Judy took hold of one of his hands.
“You needn’t go further with it than you want.”
“I hope not.”
“All you’re doing is building a computer.”
“With a mental capacity way beyond ours.”
“Is that really true?”
“A man is a very inefficient thinking machine.”
“You’re not.”
“We all are. All computers based on a biological system are inefficient.”
“The biological system suits me,” she said. Her speech and vision were beginning to blur.
Fleming gave her a short, bear-like hug.
“You’re just a sexy piece.”
He got up, yawned and stretched and switched on the light. Feeling a sudden loosening of tension, she lolled back on the bed.
“You need a holiday,” she told him, slurrily.
“Maybe.”
“You’ve been at it for months now without a break.
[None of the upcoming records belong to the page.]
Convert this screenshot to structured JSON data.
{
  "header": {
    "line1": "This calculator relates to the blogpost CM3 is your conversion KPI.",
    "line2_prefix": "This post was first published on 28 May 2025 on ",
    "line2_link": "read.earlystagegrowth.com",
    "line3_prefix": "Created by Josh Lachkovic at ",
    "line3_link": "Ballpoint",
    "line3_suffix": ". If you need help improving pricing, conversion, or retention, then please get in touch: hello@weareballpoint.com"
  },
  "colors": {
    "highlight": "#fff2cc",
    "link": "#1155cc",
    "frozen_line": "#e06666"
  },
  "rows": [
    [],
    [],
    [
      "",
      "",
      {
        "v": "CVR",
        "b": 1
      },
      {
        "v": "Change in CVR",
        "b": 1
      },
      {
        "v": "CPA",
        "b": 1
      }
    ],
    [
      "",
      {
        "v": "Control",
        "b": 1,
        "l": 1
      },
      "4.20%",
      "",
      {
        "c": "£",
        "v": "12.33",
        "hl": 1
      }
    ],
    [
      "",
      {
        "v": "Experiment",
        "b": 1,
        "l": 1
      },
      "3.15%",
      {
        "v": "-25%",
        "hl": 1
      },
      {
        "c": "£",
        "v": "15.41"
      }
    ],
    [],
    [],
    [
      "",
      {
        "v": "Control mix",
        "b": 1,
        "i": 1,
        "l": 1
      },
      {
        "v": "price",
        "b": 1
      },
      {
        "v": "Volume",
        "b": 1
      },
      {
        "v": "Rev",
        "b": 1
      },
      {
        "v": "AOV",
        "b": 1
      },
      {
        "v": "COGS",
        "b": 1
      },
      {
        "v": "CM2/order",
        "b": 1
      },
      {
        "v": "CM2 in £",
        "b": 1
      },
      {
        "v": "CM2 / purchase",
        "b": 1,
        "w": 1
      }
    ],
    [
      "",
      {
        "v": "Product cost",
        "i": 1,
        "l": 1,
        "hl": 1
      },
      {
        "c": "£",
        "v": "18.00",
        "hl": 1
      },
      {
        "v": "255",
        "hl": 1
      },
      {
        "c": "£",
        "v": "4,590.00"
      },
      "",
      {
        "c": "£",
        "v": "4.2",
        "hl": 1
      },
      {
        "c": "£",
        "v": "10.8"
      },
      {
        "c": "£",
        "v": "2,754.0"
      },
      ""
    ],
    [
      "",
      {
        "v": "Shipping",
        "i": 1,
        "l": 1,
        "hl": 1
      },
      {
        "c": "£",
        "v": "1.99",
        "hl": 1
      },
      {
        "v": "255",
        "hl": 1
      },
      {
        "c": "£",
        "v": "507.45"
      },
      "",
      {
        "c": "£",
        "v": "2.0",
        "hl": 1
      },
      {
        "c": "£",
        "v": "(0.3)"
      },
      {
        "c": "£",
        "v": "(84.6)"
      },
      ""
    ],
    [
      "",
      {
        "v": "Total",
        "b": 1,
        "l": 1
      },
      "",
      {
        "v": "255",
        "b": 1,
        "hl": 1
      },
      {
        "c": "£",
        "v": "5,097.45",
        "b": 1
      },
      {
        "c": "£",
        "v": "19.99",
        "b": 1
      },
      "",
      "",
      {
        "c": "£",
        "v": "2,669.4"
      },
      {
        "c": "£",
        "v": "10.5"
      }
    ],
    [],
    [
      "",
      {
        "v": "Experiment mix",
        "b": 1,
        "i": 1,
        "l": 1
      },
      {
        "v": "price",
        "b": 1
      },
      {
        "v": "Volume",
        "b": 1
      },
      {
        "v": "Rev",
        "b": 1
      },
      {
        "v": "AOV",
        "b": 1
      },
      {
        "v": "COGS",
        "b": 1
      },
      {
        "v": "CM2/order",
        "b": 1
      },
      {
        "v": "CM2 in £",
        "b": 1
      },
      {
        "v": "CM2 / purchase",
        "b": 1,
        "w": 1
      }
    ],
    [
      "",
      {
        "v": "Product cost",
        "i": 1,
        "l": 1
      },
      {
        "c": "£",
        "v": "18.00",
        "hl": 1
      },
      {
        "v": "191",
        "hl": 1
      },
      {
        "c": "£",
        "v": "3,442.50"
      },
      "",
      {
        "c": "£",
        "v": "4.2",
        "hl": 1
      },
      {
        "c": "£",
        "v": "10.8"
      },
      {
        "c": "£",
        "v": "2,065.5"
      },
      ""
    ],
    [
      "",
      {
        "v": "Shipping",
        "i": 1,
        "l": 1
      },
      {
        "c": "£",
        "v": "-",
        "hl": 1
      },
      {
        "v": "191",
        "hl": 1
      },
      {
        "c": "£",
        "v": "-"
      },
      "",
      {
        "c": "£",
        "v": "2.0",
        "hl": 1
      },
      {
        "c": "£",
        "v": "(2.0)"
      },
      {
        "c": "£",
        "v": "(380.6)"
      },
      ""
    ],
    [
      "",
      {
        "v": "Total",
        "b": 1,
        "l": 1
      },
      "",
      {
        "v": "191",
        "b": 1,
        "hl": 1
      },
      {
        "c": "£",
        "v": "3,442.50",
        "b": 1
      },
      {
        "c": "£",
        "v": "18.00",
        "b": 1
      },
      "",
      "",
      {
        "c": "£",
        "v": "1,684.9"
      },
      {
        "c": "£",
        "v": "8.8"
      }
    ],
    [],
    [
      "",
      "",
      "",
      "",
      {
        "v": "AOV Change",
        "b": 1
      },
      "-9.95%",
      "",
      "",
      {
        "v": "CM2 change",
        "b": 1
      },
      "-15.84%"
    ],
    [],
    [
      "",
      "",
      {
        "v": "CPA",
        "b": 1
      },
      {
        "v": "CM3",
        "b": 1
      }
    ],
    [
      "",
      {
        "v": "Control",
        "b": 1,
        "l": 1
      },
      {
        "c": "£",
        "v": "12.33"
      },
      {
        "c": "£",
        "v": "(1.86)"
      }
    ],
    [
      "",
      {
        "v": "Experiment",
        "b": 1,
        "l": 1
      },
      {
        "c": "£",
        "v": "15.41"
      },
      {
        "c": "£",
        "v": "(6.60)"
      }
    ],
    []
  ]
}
That thing.” She pointed towards the window.
“It had to be ready for his Ministership.”
“If it did get out of control, you could always stop it.”
“Could we? It was operational over a month ago. Did you know that?”
“No.”
“We’ve been feeding in the order code so that the data can all be in by the time the gentry arrive.”
“Did anything happen?”
“Nothing at first, but there was a small part of the order code I ignored. It arranged things so that when you switch on the current the first surge of electricity automatically sets the program working: at its own selected starting point. I deliberately left that out of the design because I didn’t want him to have it all his own way, and he was furious.”